На это возражать было нечего. Илья стал заведовать партийным и производственным отделами редакции. Он был и старше всех нас, и опытнее, и умнее.
Тогдашний редактор Сева Менахин, один из первых украинских комсомольцев, ЧОНовец, потом партийный работник, одно время был членом ЦК ЛКСМУ, за что-то схлопотал выговор, и его направили к нам на завод „исправляться“. Он был энергичен, хитер, честолюбив и напорист.
— У меня еще комсомольская задорность не выветрилась. Но добавилось партийной хватки.
При нем наша четырехполосная, малоформатная многотиражка, выходившая три раза в неделю в 1000–1200 экземплярах, превратилась в ежедневную шестиполосную газету. А тираж за один год вырос до десяти тысяч. Он доставал бумагу сверх всяких фондов, и наконец, через ЦК добился того, что на заводе была создана своя типография. Там вначале печатали только цеховые газеты-листовки, различные бланки, ведомости, а позднее стали печатать и заводскую газету.
Производство танков считалось особо секретным. И для рабочих танкового отдела Т2 стали издавать газету-листовку „Удар“. Она выходила иногда больше десяти раз в день. Каждый выпуск предназначался для отдельного цеха или пролета (чтобы описываемые в нем события не стали известны в других местах). Так соблюдалась секретность. И в то же время наши сообщения не отставали от событий больше, чем на два-три часа.
Редактором „Удара“ с начала 32-го года назначили меня. Заодно поручили редактировать еще и многотиражку „Будивнык ХПЗ“, которую мы выпускали трижды в неделю для рабочих, строивших новые секретные цеха.
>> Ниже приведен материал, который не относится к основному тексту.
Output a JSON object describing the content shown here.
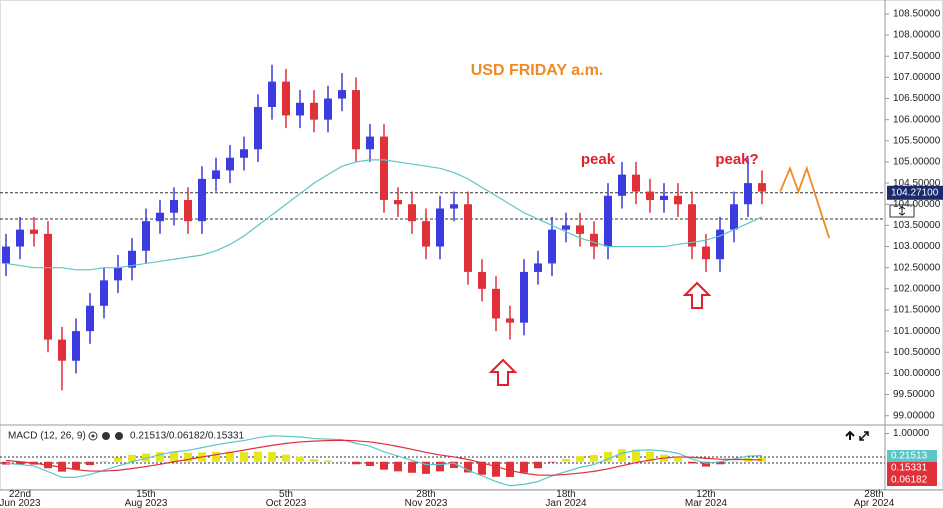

Почти треть строителей составляли заключенные, жившие в бараках за дощатым забором позади завода. Одним из прорабов был инженер, осужденный на 10 лет за убийство жены, другим — троцкист, осужденный на 3 года. Среди рабочих и техников были воры, убийцы, растратчики. Охраняли их вахтеры в таких же темных формах, какие я видел в ДОПРе и самоохранники — тоже заключенные, обычно бывшие красноармейцы или милиционеры. Со всеми заключенными редакция общалась беспрепятственно. И в газете-листовке мы славили поименно ударников-строителей, которые „самоотверженным трудом искупают свои вины“. Несколько осторожнее писали мы о строителях „трудармейцах“. В „трудовых батальонах“ отбывали воинскую повинность сыновья лишенцев, то есть кулаков, нэпманов, „служителей религиозных культов“, а также толстовцы и сектанты. У них тоже были свои культуполномоченные, красный уголок, ударники и несколько наших рабкоров. Но все же они считались „классово чуждыми“. Прежде чем похвалить кого-нибудь из них за хорошую работу, я обязательно „запрашивал“ замполита батальона.